Despite the name of the post, this is not a recitation of one of Lovecraft's best surrealist short poems.
No, it's just an odd meta-mechanic that I thought of for giving RPGs a certain taint of old Viking mythologizing. All too often, we forget that most of the really good stories put an expiration date right up front on the protagonist's head, not in numbers so much as in circumstances. We know they'll go down fighting, or murdered, or die of old age in bed, or wander off into the endless sea. It's shown us, up front. And then, later in the story, circumstances start aligning and the reader tenses, wondering, "is this it?" but it's just foreshadowing and the disaster narrowly averted, we go on, reminded of where the road ends. And, finally, satisfied at the end, destiny is revealed and we close the book, nodding.
Not perfect for every story, of course, but good fun on occasion, and not just in high tales of fantasy, but other genres as well. The grizzled veteran of the previous war who mentors one of our heroes who we know will die in the first reel to motivate the youngster, the bitter killer who goes on "one last mission" you know will be the death of him, or the cheerful and fearless kid who we can tell will end the story with his illusions shattered and his dreams burned even as he walks into the mists of obscurity, all are iconic images that the promise of can drive the story forward.
To that end:
The Doom Game
During character generation, in addition to normal chargen, you need to describe three Scenes in which your character plays a pivotal part:
Initiation
What things are present when the character is pulled into the whirlwind of events? What's going on? At the end of the Scene, how is their mind made up about the course to take?
Conflict
Pick an event during the course of the pursuit to come. You don't have to know what you're actually accomplishing, just a Scene during it. Where is it? What are you doing? What things are around? What thing hinges here that pushes you on toward the end?
Death
You are going to die. How does it happen? Who's in attendance? What are the Props, the Location, the Characters in motion? How do you go out, like a punk or a hero, or something darker?
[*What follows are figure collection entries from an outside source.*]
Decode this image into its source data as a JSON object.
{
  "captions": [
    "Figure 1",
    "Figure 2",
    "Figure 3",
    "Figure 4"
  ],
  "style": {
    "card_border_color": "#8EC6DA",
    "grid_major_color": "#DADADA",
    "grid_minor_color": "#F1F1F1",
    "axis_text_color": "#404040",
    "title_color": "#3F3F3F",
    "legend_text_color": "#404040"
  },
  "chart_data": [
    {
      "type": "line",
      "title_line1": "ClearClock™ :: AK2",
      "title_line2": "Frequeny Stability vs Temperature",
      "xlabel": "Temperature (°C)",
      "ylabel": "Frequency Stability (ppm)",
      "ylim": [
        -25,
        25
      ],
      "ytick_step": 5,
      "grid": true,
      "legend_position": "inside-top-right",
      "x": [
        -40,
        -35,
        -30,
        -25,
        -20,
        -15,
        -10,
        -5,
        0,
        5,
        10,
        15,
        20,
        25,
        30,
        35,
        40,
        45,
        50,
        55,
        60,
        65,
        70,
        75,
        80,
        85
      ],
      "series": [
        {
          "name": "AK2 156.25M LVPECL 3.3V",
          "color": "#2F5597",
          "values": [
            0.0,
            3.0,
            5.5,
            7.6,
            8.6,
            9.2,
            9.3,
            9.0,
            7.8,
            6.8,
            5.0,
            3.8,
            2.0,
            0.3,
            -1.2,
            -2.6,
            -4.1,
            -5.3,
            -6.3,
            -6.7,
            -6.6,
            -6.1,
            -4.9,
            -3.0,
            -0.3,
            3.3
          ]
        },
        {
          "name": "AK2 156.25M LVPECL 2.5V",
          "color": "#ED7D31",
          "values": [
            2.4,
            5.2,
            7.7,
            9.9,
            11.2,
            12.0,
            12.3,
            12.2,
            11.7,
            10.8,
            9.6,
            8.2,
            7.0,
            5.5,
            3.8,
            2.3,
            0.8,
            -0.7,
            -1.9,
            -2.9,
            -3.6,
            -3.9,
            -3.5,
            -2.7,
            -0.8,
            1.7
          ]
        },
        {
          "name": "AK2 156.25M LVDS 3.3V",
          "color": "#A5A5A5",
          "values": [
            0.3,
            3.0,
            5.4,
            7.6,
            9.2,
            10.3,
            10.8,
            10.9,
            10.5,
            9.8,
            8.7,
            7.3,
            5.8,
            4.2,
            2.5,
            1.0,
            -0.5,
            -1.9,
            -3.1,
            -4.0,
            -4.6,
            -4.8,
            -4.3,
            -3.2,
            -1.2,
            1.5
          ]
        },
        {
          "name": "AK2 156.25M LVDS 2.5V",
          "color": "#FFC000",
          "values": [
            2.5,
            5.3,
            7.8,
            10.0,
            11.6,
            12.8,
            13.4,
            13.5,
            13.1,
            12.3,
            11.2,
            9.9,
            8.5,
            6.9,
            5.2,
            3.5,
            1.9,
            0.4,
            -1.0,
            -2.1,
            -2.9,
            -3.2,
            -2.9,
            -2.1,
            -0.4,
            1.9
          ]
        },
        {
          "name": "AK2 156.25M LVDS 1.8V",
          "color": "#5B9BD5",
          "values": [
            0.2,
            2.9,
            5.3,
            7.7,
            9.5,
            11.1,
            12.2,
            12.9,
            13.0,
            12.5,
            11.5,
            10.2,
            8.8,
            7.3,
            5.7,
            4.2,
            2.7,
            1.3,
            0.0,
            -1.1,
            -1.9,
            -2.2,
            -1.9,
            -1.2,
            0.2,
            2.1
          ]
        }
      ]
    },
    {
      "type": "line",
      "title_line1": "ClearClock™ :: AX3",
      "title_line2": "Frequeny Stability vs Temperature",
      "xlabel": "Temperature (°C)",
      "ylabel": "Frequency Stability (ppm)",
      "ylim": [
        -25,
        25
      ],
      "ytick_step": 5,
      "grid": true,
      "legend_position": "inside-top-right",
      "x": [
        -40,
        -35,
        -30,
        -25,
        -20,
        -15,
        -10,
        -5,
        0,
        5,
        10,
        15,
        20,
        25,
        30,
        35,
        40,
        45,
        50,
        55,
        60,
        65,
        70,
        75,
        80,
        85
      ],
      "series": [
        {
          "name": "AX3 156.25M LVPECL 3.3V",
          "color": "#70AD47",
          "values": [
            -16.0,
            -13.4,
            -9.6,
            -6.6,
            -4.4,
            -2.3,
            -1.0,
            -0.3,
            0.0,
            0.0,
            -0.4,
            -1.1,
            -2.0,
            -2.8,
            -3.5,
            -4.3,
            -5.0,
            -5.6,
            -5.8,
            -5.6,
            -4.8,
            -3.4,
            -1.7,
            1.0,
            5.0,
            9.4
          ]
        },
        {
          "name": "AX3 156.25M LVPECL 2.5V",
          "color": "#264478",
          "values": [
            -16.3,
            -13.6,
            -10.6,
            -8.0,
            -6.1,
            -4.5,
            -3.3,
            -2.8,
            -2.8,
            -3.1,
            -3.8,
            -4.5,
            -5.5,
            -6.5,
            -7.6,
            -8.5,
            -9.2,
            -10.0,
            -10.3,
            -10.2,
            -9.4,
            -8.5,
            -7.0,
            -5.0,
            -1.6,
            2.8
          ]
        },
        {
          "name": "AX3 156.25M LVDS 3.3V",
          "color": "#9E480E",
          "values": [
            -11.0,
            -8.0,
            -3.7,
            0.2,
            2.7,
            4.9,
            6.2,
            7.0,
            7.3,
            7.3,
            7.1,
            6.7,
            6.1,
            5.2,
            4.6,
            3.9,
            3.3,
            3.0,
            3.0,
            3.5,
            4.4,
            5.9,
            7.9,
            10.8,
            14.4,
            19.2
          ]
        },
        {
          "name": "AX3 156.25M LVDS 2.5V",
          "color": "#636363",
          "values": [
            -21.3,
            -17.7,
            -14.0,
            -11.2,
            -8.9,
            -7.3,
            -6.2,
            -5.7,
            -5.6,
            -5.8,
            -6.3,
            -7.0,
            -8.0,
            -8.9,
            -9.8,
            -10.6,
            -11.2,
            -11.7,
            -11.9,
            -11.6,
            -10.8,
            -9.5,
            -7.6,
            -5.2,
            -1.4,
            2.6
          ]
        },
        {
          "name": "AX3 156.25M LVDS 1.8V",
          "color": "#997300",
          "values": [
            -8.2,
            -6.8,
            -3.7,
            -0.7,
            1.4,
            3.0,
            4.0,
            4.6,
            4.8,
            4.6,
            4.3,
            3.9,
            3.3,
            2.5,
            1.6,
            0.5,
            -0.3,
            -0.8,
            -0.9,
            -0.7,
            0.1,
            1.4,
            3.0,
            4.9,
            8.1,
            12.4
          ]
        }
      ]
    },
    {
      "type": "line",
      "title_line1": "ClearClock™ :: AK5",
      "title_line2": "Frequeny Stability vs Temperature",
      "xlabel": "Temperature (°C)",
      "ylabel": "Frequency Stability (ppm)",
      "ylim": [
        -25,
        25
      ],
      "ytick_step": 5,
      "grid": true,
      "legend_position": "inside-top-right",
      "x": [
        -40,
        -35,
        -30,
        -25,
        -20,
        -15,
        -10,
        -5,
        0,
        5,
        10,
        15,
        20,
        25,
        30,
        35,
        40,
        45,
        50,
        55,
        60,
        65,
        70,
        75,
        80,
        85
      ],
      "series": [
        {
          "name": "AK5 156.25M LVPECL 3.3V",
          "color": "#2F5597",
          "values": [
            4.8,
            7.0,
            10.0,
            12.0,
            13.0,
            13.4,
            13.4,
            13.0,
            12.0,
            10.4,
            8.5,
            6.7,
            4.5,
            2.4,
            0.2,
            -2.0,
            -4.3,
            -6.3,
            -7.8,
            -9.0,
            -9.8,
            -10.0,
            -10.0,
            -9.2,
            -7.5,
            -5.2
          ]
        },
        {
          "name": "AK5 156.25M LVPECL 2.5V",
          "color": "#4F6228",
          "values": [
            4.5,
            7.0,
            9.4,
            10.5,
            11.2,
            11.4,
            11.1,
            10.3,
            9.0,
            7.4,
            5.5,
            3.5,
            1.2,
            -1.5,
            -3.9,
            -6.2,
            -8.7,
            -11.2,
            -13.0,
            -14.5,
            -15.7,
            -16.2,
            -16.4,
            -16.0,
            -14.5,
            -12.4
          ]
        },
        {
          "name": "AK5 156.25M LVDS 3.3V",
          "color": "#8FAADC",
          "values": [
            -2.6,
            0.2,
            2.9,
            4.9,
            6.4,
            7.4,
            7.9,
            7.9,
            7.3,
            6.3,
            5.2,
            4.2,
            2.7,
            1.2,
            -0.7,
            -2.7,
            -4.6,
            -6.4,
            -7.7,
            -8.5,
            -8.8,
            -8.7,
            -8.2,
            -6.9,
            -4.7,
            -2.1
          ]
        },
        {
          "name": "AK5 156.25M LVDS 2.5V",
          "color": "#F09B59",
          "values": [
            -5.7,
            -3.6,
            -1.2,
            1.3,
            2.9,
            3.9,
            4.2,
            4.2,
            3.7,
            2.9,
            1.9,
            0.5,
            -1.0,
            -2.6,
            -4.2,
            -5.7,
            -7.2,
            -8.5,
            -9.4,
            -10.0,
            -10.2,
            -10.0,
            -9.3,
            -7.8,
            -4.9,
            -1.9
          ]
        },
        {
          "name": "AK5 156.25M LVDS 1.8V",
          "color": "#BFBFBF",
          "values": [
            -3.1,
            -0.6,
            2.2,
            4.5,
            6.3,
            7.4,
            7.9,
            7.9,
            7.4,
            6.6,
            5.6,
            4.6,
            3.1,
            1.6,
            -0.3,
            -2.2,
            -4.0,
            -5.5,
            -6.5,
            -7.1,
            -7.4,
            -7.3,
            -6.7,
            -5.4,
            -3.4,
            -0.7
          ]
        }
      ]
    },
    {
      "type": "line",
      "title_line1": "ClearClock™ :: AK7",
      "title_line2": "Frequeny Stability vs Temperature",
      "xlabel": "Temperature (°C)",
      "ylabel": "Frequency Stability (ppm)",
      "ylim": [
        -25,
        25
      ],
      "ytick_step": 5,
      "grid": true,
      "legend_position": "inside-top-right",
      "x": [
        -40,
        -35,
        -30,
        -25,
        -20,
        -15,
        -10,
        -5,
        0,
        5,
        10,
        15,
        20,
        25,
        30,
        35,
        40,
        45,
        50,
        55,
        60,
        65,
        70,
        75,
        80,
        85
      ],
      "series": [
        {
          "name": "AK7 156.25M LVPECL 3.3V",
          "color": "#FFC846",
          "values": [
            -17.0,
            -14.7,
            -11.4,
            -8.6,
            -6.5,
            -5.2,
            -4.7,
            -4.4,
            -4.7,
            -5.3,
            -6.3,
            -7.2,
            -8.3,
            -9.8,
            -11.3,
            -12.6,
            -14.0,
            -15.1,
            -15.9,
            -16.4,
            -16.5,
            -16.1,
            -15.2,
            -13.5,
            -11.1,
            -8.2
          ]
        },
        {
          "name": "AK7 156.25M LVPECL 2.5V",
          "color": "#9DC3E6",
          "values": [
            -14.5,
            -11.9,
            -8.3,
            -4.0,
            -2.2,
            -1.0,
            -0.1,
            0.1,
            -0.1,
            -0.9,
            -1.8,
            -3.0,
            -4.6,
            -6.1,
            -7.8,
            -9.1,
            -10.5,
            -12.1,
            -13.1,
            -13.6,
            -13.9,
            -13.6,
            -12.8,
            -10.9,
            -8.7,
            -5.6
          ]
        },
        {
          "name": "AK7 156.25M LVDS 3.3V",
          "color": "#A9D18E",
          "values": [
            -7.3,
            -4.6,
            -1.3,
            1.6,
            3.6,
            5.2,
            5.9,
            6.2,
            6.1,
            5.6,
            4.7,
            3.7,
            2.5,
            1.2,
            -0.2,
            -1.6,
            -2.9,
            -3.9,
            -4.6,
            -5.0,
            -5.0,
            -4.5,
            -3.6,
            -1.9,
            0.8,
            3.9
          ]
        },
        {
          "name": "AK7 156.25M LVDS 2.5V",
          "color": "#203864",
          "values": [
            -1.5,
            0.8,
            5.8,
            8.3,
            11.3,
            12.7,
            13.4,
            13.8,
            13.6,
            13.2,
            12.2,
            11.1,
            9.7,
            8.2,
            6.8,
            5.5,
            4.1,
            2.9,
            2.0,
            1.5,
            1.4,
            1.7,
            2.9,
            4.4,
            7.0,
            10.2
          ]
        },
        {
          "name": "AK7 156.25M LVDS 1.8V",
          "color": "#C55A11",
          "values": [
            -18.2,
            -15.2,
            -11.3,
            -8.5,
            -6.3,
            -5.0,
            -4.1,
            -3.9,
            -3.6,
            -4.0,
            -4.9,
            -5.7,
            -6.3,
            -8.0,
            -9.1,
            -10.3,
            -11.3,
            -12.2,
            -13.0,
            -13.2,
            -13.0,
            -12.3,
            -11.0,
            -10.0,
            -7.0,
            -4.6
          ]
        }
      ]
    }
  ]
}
The Scenes take place in the order defined and if more than one of the Players' Characters arrange to have the same Location for one of their Doom Scenes, all the better, though even if they do they might turn out not to be simultaneous.
For every aspect of your next Doom that you introduce during a Scene, you get one of whatever currency that your game uses for authorial control (unless playing Universalis, see below). For Wushu, that would be Chi, for Donjon, a generic Token that can be traded in for a success, for Capes, a Story Token, etc. If, at the end of that Scene, your Doom hasn't come to pass (the Doom Scene didn't come to pass, etc), take an additional Token. If you resolve your Doom Scene, moving toward your death, the other Players can elect to give you one or more of their unspent Tokens as fan mail.
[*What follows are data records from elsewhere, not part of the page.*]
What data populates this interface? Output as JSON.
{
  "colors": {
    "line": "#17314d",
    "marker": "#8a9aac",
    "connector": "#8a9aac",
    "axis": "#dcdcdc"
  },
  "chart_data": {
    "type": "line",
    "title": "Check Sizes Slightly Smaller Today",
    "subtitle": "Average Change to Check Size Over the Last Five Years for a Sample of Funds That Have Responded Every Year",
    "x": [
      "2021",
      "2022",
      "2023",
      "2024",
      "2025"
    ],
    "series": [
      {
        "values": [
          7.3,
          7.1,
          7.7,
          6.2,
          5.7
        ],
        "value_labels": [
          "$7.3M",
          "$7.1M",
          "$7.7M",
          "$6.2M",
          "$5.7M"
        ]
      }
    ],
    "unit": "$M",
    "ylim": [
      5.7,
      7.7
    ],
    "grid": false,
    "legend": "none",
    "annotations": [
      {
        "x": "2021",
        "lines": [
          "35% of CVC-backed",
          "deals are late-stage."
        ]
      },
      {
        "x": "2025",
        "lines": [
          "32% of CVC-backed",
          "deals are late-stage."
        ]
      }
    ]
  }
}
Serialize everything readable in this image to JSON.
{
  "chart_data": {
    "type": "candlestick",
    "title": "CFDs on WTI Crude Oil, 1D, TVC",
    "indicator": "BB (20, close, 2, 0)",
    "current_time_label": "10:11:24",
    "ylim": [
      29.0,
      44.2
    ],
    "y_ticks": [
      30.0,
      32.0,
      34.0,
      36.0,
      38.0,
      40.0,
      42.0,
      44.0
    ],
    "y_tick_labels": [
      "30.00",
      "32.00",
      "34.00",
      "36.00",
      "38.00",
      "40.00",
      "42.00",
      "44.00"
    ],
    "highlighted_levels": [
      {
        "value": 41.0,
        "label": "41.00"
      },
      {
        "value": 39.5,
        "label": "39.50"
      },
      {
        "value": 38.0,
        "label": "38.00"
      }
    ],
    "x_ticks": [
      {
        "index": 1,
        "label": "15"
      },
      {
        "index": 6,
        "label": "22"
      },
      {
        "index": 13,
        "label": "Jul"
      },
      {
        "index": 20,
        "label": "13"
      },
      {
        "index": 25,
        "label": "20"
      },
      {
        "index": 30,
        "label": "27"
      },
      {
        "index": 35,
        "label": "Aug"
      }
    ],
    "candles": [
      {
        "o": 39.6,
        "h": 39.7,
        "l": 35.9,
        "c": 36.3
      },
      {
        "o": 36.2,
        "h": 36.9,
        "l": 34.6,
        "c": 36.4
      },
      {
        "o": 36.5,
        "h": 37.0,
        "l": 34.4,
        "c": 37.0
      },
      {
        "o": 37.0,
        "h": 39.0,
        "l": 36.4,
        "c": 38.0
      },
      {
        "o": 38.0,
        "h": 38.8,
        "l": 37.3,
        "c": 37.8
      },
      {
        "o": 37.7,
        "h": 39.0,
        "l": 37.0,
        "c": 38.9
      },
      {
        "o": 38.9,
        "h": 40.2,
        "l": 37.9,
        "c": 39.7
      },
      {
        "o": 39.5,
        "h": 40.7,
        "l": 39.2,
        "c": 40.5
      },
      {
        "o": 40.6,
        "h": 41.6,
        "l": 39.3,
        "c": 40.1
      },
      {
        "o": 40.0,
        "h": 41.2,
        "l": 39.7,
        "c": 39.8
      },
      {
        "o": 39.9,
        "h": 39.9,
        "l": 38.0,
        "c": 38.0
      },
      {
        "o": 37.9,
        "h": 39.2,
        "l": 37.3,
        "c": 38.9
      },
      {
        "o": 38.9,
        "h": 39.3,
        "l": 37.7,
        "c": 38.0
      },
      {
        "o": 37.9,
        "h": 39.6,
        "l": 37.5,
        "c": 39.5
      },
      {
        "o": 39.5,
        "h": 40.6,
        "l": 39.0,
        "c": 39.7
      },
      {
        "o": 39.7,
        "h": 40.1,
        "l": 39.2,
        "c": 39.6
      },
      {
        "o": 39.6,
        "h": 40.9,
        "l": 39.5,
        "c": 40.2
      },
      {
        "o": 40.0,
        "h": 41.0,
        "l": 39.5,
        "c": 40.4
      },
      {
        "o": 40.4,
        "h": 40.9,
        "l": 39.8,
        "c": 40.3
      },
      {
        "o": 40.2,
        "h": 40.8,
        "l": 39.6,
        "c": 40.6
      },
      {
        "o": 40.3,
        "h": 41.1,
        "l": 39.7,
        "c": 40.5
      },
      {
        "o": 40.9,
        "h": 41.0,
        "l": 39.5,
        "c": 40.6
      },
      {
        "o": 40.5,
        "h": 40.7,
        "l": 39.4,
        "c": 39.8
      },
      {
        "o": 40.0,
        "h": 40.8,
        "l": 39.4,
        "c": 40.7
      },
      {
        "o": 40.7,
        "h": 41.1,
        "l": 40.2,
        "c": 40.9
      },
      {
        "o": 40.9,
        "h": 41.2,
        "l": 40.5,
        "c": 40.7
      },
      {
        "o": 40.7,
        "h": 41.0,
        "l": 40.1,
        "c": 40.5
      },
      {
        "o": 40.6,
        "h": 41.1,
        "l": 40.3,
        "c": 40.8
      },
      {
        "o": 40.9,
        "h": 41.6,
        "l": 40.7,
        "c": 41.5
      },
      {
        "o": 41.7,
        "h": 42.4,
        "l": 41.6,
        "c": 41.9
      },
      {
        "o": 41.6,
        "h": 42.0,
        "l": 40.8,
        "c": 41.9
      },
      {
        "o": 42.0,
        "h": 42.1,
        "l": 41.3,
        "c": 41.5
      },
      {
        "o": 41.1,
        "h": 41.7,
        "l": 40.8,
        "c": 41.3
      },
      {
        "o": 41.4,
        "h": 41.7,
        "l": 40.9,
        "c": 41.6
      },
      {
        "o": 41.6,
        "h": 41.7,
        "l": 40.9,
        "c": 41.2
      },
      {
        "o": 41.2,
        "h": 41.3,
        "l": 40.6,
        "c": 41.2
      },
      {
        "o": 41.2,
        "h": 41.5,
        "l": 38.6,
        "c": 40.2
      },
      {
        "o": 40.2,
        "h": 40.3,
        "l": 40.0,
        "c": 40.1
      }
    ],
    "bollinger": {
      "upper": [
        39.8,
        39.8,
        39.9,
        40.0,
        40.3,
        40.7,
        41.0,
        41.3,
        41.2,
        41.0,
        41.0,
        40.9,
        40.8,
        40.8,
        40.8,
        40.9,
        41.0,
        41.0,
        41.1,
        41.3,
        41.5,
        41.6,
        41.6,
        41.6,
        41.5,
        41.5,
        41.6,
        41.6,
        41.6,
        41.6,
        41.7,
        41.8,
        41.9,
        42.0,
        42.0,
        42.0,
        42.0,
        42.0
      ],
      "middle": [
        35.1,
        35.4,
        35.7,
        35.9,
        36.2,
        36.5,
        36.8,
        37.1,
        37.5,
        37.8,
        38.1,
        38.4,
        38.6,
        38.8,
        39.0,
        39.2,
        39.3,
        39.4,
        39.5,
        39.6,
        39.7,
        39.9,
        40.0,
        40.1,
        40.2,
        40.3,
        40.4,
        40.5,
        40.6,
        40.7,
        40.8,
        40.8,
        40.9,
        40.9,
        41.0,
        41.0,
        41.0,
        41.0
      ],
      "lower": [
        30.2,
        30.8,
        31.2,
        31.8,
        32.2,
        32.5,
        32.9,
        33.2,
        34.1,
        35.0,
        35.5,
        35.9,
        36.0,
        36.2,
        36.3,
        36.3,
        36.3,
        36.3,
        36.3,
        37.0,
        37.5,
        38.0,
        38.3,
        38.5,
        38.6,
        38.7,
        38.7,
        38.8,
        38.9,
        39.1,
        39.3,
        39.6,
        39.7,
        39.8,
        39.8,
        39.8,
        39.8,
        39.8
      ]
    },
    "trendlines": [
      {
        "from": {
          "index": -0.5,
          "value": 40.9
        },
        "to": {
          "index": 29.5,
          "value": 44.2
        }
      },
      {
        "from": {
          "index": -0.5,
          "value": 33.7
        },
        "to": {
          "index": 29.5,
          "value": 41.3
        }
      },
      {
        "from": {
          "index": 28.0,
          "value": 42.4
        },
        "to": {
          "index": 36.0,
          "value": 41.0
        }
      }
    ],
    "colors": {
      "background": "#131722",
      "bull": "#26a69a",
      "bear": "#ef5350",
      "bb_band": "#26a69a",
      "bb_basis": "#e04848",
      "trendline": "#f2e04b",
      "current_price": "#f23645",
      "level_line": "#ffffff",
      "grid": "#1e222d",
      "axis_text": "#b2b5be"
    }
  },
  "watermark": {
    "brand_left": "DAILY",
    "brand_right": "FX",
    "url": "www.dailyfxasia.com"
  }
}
Why would you want to move toward your death, you might ask? Because resolving your Doomed Death results in being given broad authorial control without risk of interruption or contravention about the Scene and events which cascade from it, to the extent of expense. Any and all Tokens you have left can be spent to dictate the eventual results. Want your grandson to sit on the throne of Caldenoia, musing about his grandfather's tragic loss? Done. Want your homeland ravaged by blood-orcs after your fall from your horse? Sure. As long as you have the Tokens to pay for the facts you narrate (roughly one Token per fact, in most systems), you are the Writer for the repercussions of your fall.
Obviously, this works best in games which already have a strong streak of Narrativist engineering going in, but there's no reason you couldn't use it with straight-up D&D as well as anything.
Universalis has a different spin on this, since aside from the time-disjoint, it's very much business as usual for the game:
Rules Gimmick: Doom Scenes
Important characters can have a Doom Scene Component created and attached for 1 Coin which gets a Trait of Initiatory, Conflict, or Death for free. DSC's can (and, in fact, must) have Traits attached which represent Characters, Props, or Locations involved in that Doom Scene. DSC's can be added to just as any other Component, and the connections to a DSC act bi-directionally, increasing the Importance of the person, place, or thing so mentioned and making it harder to remove from the story until the DSC. Further, presence attached to a DSC is a fact which counters bids that would make an attached Component inaccessible.
When a DSC resolves, the controller of the character so resolved receives the Importance in Coins as a bonus.
Why aren't Doom Scenes introduced as every Scene? A Doom Scene can only be invoked for it's bonus once in a number of Scenes equal to twice the Players. Three player Capes game? Each Player gets to call on Doom Scene bonii once every six Scenes. D&D game have four Players and a GM? Once every eight Scenes. And so on.
I was indirectly inspired by an indy RPG called Wyrd, which has some brilliant doom-and-dire-based-mechanics (which I cannot find anywhere hide-nor-hair, so if anyone knows Scott Knipe, tell him to find publication or look me up; we can work something out), as well as ongoing thinking about Elric, Conan, and their space-driven cousins, the Metabarons. Plus, you know, the Eddas and other lovely, uplifting stories of onrushing death.